I'm currently building a pipeline and trying to see if I can get an ML model deployed in AI platform's prediction service, then use it later on in other projects via the HTTP request that the prediction service offers.

However the model that is being used was built using an scikit-learn library that is of a higher version than offered for the prediction runtime version 1.15 (this is the current version supported by google for scikit-learn predictions). This runtime version only supports scikit-learn version 0.20.4 and my model requires 0.23.1. As far as I know, everything else in the custom prediction routine works as intended, but the error received when loading the model () is only ever encountered when the scikit-learn version is older than the model needs.

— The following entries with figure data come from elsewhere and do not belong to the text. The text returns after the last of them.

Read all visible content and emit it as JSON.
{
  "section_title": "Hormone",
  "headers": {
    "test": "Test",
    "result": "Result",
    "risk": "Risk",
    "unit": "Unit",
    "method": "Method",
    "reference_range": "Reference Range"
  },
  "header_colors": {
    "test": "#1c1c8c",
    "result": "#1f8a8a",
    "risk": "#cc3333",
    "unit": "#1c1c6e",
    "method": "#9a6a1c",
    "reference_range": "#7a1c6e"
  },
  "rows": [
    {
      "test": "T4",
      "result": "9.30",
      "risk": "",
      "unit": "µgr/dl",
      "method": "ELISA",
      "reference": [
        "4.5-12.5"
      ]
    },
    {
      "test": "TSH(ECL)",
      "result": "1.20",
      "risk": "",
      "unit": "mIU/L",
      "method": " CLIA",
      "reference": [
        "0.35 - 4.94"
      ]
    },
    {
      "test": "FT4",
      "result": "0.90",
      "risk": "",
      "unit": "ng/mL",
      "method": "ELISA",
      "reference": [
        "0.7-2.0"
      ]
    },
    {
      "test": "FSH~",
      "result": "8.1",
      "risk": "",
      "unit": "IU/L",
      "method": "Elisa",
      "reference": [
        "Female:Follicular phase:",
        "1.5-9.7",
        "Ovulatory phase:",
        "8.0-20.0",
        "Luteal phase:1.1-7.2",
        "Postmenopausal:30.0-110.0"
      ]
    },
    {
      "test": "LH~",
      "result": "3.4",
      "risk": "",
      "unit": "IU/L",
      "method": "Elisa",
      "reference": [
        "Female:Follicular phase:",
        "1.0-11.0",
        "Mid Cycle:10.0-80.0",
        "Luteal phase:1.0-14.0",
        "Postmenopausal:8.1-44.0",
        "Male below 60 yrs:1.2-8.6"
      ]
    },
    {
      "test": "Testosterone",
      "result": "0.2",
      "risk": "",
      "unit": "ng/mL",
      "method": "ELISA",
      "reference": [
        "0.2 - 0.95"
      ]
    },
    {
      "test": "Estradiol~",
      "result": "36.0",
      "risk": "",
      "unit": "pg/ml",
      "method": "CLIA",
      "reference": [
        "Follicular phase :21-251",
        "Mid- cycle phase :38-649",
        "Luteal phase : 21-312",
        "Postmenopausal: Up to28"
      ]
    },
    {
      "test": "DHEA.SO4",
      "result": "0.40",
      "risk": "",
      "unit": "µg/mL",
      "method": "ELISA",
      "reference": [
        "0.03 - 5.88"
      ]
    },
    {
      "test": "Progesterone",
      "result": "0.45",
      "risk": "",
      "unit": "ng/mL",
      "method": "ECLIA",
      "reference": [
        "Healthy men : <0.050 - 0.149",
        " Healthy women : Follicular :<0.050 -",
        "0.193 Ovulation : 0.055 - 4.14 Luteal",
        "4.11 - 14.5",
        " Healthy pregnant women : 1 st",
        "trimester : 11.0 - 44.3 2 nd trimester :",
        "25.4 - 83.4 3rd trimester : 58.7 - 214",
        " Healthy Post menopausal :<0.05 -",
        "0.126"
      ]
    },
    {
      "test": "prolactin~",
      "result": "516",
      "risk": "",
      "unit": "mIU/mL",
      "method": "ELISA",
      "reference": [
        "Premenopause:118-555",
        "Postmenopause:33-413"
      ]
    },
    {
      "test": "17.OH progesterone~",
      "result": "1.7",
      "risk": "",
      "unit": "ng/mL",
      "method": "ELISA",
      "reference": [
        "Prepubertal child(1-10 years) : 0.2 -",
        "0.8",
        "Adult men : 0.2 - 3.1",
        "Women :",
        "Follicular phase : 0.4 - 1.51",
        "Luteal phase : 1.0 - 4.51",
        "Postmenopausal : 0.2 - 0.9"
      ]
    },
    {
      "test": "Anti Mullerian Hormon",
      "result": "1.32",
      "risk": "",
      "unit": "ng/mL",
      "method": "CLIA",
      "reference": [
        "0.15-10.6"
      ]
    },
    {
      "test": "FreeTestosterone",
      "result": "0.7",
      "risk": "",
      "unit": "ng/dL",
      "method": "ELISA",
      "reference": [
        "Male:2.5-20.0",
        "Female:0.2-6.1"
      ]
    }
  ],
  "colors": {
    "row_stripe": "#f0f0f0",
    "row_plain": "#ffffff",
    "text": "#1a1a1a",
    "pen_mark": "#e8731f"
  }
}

So, I need a way to force the prediction routine to use a particular version of scikit-learn via a pip install or some equivalent - in the past I have done this in Google Dataflow via custom installs in the setup.py file but have yet to succeed achieving this in AI platform custom prediction routines. I assume it can be done?

non-working 'setup.py'

from setuptools import setup
from setuptools import find_packages

REQUIRED_PACKAGES = ['scikit-learn>=0.23.1',
                 'mlxtend>=0.17.2']

setup(
    name='my_custom_code',
    version='0.1',
    install_requires=REQUIRED_PACKAGES,
    packages=find_packages(),
    include_package_data=True,
    scripts=['predictor.py']
)

Solution

  • So it turns out google currently does not support this capability. There is a closed alpha at this stage for AI Platform Prediction Custom Containers Alpha - but for the time being I've achieved the same result using Dataflow with a setup.py file using custom pip install commands.